Service layer rate limiting is equally important. Even if API endpoints are properly rate-limited, service calls should have their own limits:

func databaseOperation(ctx context.Context, userID string) error {
    // Rate limit database operations per user
    dbLimiter := getDBLimiter(userID)
    if !dbLimiter.Allow() {
        return errors.New("database operation rate limit exceeded")
    }
    
    // Proceed with database operation
    return db.Query(ctx, "SELECT ...").Error
}

middleBrick's CLI tool can help verify your remediation:

middlebrick scan https://api.example.com \
  --rate-limit-test \
  --auth-bypass-test \
  --distributed-test

This comprehensive approach ensures rate limiting cannot be bypassed through any of the common Aws-specific attack patterns.
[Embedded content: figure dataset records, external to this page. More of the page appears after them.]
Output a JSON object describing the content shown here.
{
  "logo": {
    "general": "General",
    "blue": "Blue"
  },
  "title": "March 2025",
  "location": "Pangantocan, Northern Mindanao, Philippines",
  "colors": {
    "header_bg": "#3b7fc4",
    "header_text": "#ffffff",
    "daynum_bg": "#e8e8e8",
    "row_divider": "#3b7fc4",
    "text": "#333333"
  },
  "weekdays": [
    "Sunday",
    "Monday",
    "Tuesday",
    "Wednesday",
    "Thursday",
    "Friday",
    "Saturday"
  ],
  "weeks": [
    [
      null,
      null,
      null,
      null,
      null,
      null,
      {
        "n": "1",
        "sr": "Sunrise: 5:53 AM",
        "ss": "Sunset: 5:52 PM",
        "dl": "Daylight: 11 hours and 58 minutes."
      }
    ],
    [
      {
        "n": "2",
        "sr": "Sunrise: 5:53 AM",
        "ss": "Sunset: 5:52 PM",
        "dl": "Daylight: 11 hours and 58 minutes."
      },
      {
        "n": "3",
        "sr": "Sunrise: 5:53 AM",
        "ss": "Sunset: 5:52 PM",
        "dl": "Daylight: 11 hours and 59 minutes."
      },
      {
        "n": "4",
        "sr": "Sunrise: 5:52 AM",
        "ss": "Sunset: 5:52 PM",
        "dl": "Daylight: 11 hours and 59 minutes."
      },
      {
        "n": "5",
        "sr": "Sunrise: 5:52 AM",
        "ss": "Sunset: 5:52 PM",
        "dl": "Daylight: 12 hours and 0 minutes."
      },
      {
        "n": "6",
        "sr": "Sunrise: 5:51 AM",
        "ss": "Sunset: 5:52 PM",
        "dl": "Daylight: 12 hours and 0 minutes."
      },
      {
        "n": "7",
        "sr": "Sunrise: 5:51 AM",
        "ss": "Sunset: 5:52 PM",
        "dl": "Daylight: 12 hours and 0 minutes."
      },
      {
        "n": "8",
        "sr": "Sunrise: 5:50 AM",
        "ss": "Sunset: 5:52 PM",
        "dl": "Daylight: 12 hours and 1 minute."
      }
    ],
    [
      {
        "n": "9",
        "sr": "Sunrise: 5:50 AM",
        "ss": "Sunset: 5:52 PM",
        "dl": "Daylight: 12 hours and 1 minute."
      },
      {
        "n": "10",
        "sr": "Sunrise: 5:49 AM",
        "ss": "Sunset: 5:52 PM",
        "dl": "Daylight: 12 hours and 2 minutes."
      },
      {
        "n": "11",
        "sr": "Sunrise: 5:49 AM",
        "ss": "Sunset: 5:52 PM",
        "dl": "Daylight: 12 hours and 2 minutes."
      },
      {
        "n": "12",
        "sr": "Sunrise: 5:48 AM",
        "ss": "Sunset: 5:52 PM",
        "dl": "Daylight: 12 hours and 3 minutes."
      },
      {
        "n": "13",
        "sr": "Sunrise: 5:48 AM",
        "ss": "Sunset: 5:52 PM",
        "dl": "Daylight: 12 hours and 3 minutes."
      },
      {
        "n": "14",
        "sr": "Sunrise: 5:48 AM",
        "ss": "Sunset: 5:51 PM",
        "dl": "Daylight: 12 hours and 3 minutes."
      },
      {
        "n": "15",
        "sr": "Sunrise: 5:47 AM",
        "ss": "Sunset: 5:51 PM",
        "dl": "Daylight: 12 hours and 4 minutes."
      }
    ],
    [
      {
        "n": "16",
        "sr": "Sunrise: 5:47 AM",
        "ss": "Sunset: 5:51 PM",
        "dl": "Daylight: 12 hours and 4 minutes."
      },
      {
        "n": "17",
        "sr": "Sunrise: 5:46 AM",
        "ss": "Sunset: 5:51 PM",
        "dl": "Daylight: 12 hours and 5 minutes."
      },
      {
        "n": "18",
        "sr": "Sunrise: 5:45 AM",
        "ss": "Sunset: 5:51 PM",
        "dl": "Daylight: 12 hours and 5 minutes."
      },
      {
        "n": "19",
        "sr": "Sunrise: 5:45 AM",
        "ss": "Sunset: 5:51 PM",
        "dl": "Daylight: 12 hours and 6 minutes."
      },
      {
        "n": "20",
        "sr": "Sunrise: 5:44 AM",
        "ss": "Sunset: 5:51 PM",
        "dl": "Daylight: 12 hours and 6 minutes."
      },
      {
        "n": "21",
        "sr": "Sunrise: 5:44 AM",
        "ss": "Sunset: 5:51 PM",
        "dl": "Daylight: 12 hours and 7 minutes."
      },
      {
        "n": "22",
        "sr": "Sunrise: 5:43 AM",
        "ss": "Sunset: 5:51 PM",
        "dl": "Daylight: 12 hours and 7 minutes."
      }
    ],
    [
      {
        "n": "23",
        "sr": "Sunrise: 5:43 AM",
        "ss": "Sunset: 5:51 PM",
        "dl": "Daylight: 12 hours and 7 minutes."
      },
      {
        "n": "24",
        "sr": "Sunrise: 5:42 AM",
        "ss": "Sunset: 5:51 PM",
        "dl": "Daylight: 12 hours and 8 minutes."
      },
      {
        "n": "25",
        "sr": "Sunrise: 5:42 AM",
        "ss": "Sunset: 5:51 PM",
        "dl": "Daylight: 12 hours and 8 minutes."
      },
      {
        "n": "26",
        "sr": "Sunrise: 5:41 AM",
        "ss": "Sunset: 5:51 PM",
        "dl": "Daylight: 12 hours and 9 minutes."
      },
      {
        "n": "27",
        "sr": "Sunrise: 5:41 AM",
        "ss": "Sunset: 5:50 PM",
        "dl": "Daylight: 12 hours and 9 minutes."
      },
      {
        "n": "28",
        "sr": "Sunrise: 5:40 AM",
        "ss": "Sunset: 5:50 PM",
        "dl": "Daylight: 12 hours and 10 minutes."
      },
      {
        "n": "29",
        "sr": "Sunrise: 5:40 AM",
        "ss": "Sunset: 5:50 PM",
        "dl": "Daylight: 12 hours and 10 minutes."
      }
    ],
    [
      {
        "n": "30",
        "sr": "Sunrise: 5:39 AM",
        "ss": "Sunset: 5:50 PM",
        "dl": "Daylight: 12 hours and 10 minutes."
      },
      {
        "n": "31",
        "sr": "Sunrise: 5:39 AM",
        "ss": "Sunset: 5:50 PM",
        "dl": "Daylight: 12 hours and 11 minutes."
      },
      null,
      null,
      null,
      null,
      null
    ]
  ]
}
Related CWEs: resourceConsumption

CWE IDNameSeverity
CWE-400Uncontrolled Resource Consumption HIGH
CWE-770Allocation of Resources Without Limits MEDIUM
CWE-799Improper Control of Interaction Frequency MEDIUM
CWE-835Infinite Loop HIGH
CWE-1050Excessive Platform Resource Consumption MEDIUM

Frequently Asked Questions

How can I test if my Aws application has rate limiting bypasses?
Use middleBrick's black-box scanning to test your deployed API. The scanner makes sequential requests to measure rate limiting effectiveness and can detect if certain endpoints bypass limits. For manual testing, use tools like Hey or Apache Bench to send concurrent requests and observe if rate limits are consistently enforced across all endpoints and service instances.
What's the difference between in-memory and distributed rate limiting in Aws?
In-memory rate limiting uses local storage on each server instance, making it vulnerable to bypass through parallel requests to different instances. Distributed rate limiting uses shared storage (like Redis) so all instances coordinate rate limits, preventing bypass. middleBrick specifically tests for distributed rate limiting weaknesses by scanning from multiple vantage points to see if limits are consistently enforced.